Devant un bureau de change, à Téhéran, le 7 août. / Ebrahim Noroozi / AP

Farid Fozi n’aura finalement travaillé que dix-huit mois dans son pays d’origine. Lorsque son employeur Peugeot lui propose, en mars 2017, de quitter la France pour aller œuvrer en tant que technicien dans un atelier de Téhéran, il pensait en acceptant qu’il partirait pour quelques années. C’était sans compter l’annonce du rétablissement des sanctions américaines début mai.

Pour cet homme de 34 ans, qui a étudié à Metz avant d’être embauché dans une filiale du constructeur automobile du groupe PSA, le retour en France est rude. « Tant mes collègues que moi, nous sommes dégoûtés de devoir quitter l’Iran. On avait le sentiment que ça allait être dur, mais qu’on pourrait continuer. Le projet était justifié et rentable », regrette Farid Fozi.

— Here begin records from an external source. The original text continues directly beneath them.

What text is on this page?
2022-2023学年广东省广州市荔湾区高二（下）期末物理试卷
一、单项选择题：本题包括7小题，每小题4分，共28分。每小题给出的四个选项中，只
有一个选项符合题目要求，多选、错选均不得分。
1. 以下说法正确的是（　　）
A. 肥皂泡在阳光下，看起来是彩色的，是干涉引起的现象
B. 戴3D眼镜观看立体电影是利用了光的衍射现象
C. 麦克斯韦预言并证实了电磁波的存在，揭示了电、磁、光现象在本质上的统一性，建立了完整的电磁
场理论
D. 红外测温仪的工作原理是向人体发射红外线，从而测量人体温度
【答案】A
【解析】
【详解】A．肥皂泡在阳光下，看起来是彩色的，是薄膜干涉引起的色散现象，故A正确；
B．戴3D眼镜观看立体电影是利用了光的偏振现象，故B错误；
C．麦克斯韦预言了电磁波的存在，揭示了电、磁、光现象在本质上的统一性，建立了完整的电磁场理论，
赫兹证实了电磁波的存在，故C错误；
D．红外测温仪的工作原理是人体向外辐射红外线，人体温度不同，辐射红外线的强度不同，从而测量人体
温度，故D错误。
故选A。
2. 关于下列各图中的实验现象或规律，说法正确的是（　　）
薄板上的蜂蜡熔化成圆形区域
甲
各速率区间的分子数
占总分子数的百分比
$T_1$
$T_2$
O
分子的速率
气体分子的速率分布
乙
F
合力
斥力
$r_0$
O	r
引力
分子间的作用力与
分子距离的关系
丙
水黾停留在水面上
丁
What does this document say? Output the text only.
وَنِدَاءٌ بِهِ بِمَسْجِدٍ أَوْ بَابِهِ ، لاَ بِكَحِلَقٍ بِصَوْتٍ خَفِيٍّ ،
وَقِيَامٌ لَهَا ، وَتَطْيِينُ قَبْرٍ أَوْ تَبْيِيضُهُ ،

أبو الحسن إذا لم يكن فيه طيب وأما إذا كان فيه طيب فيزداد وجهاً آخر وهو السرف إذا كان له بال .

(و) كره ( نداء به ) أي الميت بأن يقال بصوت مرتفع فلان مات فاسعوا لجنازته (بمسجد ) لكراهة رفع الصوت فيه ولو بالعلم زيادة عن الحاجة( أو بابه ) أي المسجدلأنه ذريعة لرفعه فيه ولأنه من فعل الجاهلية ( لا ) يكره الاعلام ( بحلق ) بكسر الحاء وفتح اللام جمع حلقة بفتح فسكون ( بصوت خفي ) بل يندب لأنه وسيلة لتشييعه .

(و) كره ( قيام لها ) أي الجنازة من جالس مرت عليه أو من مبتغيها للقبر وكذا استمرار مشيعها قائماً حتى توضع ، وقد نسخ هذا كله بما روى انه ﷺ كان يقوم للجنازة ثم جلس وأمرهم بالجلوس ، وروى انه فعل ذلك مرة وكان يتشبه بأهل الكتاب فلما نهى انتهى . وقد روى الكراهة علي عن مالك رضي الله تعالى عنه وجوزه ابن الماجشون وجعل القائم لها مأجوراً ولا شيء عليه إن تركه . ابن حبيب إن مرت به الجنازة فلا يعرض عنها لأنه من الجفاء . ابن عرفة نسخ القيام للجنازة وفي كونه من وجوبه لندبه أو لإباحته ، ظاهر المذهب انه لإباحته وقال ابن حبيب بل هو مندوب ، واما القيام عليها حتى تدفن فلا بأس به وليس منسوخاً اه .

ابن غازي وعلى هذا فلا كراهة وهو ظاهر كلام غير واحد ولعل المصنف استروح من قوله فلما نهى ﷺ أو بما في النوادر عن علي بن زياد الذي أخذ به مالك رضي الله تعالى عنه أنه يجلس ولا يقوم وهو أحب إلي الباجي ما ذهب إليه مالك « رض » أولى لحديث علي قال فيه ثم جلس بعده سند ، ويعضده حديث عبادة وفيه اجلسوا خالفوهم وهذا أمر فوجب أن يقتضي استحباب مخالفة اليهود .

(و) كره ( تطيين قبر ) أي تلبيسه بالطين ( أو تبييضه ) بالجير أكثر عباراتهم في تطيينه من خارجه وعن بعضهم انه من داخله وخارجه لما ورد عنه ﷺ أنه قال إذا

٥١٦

La première vague de sanctions est officiellement entrée en vigueur le 7 août, trois mois après le retrait unilatéral des Etats-Unis de l’accord sur le nucléaire iranien signé le 14 juillet 2015. Elle comprend de nouveaux blocages sur les transactions financières et sur les importations de matières premières. Les secteurs de l’automobile et de l’aviation commerciale sont également visés. Si le Royaume-Uni, la France, l’Allemagne, l’Union européenne, la Chine et la Russie sont toujours dans l’accord, les entreprises non américaines qui ont des liens avec les Etats-Unis préfèrent mettre fin à leurs activités en Iran, de peur d’être sanctionnées par Washington.

Pour les Iraniens de France, l’enthousiasme suscité par l’accord de 2015 s’est évanoui. Leila Saber, avocate franco-iranienne, accompagne des entreprises françaises désireuses de s’installer sur le marché iranien. Depuis l’annonce des sanctions, en mai, ce travail relève de la gageure. « Il est vraiment regrettable de constater que la plupart des projets ont été annulés depuis le mois de mai. Même les entreprises qui n’ont aucun lien avec les Etats-Unis ont du mal à envisager de rester en Iran, à cause du blocage bancaire », déplore-t-elle.

« Les Iraniens sont solidaires »

Mais les sanctions bancaires n’affectent pas seulement les entreprises. Les particuliers sont aussi touchés. « Avant, pour envoyer de l’argent à sa famille, on pouvait passer par des systèmes de virements bancaires, à présent c’est impossible », explique Sina Fakour, 31 ans, qui poursuit son parcours académique aux Beaux-arts de Lyon.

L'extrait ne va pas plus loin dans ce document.